Cinéma et télé : ils nous cassent les oreilles !

Krists Luhaers on Unsplash

La nuisance sonore est un fléau que tente de réguler les pouvoirs publics. Pourtant de plus en plus de spectateurs se plaignent du son très élevé dans les salles de cinéma. Certains sont carrément obligés de se rendre aux projections avec des bouchons d’oreilles, d’autres en sortent se plaignant de maux.

Depuis 1998, la réglementation limite le volume dans les lieux sonorisés accueillant du public (discothèques, salles de concert…). La norme étant pas plus de 105 décibels (dB) en moyenne. Malheureusement cette règle ne s’applique pas aux cinémas. Pour quel motif ? « Pour des raisons artistiques, nous explique Alain Besse, à la Commission supérieure technique de l’image et du son (CST), et parce qu’on n’atteint jamais ces niveaux réglementaires. » Pourtant qui ne s’est jamais fait la remarque que le son était trop fort au cinéma ? L’expérience cinématographique peut ainsi vite devenir pénible. Est-ce que les cinémas augmentent le son lors de projections, notamment de films d’action ? Ou est-ce que les réalisateurs accentuent le volume de certaines scènes de leurs films pour en intensifier l’effet auprès du spectateur, et ce, au détriment de sa santé auditive ? Les exploitants assurent le contraire, bien que rien ne leur interdise de le faire.

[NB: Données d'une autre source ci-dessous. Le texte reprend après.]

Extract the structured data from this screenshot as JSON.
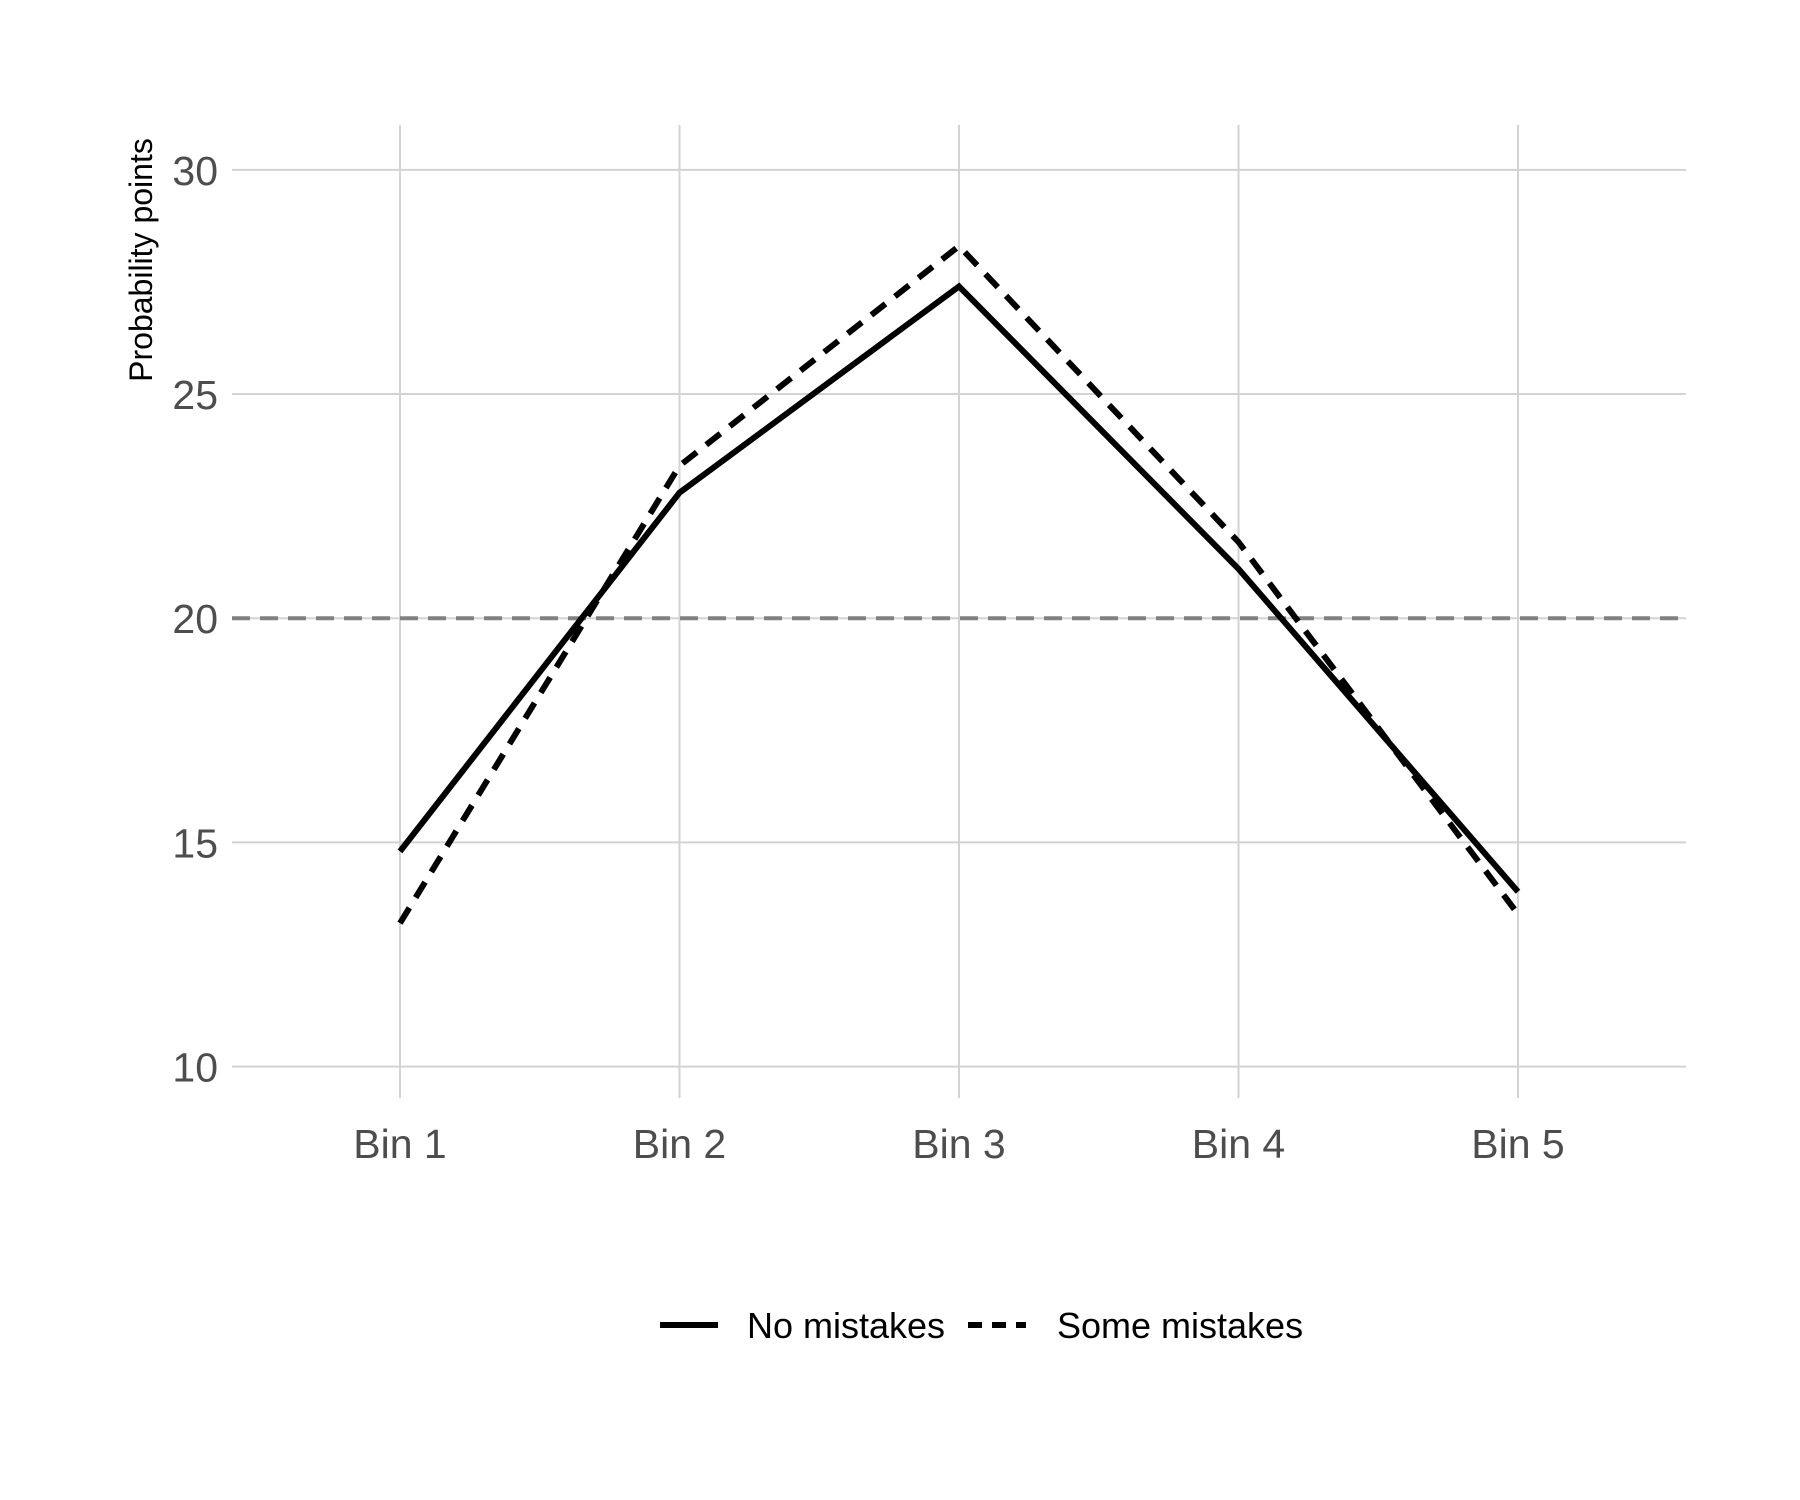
{
  "chart_data": {
    "type": "line",
    "title": "",
    "xlabel": "",
    "ylabel": "Probability points",
    "categories": [
      "Bin 1",
      "Bin 2",
      "Bin 3",
      "Bin 4",
      "Bin 5"
    ],
    "ylim": [
      9.3,
      31
    ],
    "yticks": [
      10,
      15,
      20,
      25,
      30
    ],
    "grid": true,
    "reference_line": {
      "y": 20,
      "style": "dashed",
      "color": "#808080"
    },
    "legend_position": "bottom",
    "series": [
      {
        "name": "No mistakes",
        "line_style": "solid",
        "color": "#000000",
        "values": [
          14.8,
          22.8,
          27.4,
          21.1,
          13.9
        ]
      },
      {
        "name": "Some mistakes",
        "line_style": "dashed",
        "color": "#000000",
        "values": [
          13.2,
          23.4,
          28.3,
          21.7,
          13.4
        ]
      }
    ]
  }
}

En avril 2011, une association de professionnels réunie pour contrôler la qualité des projections tire la sonnette d’alarme. : « Il est urgent, écrit-elle, que tous les maillons de la chaîne du son au cinéma […] travaillent de concert si l’on veut éviter que les niveaux sonores dans les salles ne deviennent un problème de santé publique, résolu finalement par l’installation de limiteurs, comme cela a été fait par exemple en Italie. » En fait, la CST, dont les membres font partie du milieu cinématographique, préfère que les professionnels s’autorégulent avant que les politiques ne les obligent par une loi à suivre les normes sonores.

Le milieu audiovisuel n’est pas en reste. Qui n’a jamais noté une différence de son assez conséquente entre le programme en cours puis la page de publicité ?

Cette hausse sonore aux moments des écrans publicitaires est suivie depuis de nombreuses années par le Conseil Supérieur de L’Audiovisuel (CSA). Il lance fréquemment depuis 1992 des campagnes de mesures de l’intensité sonore des programmes. Faute de moyens techniques les améliorations n’avaient été que partielles. Ainsi, depuis la mi-décembre 2011, une baisse et un alignement généralisé de l’intensité sonore moyenne des chaînes permet aux téléspectateurs de passer de l’une à l’autre sans, apparemment, subir d’importantes différences. La valeur -23 LUFS (unité de mesure de l’intensité sonore d’une séquence audio) étant préconisée par le Conseil.  Depuis 2012 la variation sonore lors du passage d’un programme à une publicité est encadrée. Selon le CSA des actions restent toutefois encore nécessaires, en particulier pour certaines chaînes thématiques ou étrangères disponibles sur certains réseaux.

Il est important que les professionnels s’accordent afin d’offrir aux spectateurs une qualité de son plus en adéquation avec les normes de santé auditive.